The court reviewed the penalties assessed against each of the taxpayers and concludes that in each case they were justified.  In so doing, the court sets out a useful checklist of principles applicable in such cases:

[65]        Based on this jurisprudence and the evidence that I have heard in the six Appeals before me, I draw the following principles:

a)       Knowledge of a false statement can be imputed by wilful blindness.

b)      The concept of wilful blindness can be applied to gross negligence penalties pursuant to subsection 163(2) of the Act and it is appropriate to do so in the cases before me.

c)       In determining wilful blindness, consideration must be given to the education and experience of the taxpayer.

d)      To find wilful blindness there must be a need or a suspicion for an inquiry.

e)       Circumstances that would indicate a need for an inquiry prior to filing, or flashing red lights as I called it in the Bhatti decision, include the following:

i)                   the magnitude of the advantage or omission;

ii)                the blatantness of the false statement and how readily detectable it is;

iii)              the lack of acknowledgment by the tax preparer who prepared the return in the return itself;

iv)              unusual requests made by the tax preparer;

v)                the tax preparer being previously unknown to the taxpayer;

vi)              incomprehensible explanations by the tax preparer;

vii)           whether others engaged the tax preparer or warned against doing so, or the taxpayer himself or herself expresses concern about telling others.

f)       The final requirement for wilful blindness is that the taxpayer makes no inquiry of the tax preparer to understand the return, nor makes any inquiry of a third party, nor the CRA itself.

The court rejected counsel’s argument that the taxpayers were unwitting dupes:

[70]        I readily conclude there were sufficient warning signs to cause the Appellants to make further inquiries of the tax preparers themselves, independent advisers or even the CRA, prior to signing their returns. None of the Appellants made such inquiries before making the false statements. Mr. Barrett argues there were no warnings justifying an inquiry. As I have made clear, the evidence does not support that argument. He then seems to suggest the warnings were not so evident or strong as to demand an inquiry. Again, I have found otherwise – the evidence simply does not support that position. Then he suggests that even if there were warnings, the Appellants were so conned by Fiscal Arbitrators they may have been blind to those warnings, but they were not wilfully blind. There was no wilful or intentional wrongdoing punishable by such harsh penalties. Negligence perhaps, Mr. Barrett would argue, but not such cavalier disregard for the law as to attract gross negligence. They were simply duped.

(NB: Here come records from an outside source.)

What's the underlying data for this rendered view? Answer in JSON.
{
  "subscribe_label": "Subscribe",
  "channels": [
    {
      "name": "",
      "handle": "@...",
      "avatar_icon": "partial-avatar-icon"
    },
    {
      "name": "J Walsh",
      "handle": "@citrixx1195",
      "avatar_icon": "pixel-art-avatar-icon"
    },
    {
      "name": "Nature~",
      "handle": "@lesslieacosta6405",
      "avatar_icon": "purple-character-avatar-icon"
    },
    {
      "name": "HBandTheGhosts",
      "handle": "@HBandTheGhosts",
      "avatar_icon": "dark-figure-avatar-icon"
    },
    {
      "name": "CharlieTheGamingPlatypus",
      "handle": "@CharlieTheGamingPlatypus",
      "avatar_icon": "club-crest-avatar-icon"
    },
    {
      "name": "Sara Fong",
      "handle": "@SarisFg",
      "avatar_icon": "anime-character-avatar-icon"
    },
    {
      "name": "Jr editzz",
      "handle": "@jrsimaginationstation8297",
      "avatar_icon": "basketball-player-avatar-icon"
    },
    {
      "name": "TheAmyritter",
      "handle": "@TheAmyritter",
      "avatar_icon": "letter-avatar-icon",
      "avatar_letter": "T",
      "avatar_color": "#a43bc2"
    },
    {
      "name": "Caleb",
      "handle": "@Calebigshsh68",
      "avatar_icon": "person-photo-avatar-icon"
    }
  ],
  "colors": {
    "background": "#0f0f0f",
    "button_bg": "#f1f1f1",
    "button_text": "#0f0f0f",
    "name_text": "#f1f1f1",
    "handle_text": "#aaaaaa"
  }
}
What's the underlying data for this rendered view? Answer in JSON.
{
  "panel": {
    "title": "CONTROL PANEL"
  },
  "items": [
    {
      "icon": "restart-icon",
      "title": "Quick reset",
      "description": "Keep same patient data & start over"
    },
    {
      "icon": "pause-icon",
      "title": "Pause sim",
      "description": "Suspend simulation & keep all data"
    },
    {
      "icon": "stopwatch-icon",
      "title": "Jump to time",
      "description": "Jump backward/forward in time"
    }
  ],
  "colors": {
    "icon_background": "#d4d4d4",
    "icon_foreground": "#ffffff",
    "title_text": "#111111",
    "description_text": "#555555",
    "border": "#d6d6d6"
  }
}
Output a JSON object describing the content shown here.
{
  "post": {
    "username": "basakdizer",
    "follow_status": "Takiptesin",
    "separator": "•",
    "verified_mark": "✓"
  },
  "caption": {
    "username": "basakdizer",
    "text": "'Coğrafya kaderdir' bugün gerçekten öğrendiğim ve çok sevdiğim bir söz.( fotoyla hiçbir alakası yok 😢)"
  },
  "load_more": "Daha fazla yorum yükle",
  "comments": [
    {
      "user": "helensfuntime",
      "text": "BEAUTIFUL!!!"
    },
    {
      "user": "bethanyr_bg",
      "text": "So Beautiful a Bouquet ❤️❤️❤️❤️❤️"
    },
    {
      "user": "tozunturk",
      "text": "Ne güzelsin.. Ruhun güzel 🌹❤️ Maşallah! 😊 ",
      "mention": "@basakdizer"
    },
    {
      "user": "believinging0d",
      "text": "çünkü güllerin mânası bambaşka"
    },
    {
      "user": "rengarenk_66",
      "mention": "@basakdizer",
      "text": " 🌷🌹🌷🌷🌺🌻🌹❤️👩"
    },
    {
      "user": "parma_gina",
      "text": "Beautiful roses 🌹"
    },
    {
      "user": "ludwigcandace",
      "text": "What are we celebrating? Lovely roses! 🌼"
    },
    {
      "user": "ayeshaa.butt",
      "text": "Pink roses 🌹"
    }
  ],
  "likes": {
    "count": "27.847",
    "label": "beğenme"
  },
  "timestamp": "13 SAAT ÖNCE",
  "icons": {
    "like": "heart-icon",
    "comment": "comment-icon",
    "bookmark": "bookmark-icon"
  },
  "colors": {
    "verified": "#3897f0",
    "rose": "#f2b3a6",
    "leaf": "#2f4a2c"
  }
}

[71]        The Appellants argument in this regard would be more persuasive where the circumstances do not suggest so strongly the need to inquire. It is difficult to counter wilful blindness with a defence of no wrongful intention when the concept of wilful blindness imputes knowledge regardless of intention (see Panini). Perhaps it might be better stated that such strong circumstances as I find exist here, that scream for an inquiry, impute the wilful element of wilful blindness. Blindness is evident. The strong circumstances effectively preclude a defence that “I believed what I was doing was okay”, even where that belief arises from being duped by others.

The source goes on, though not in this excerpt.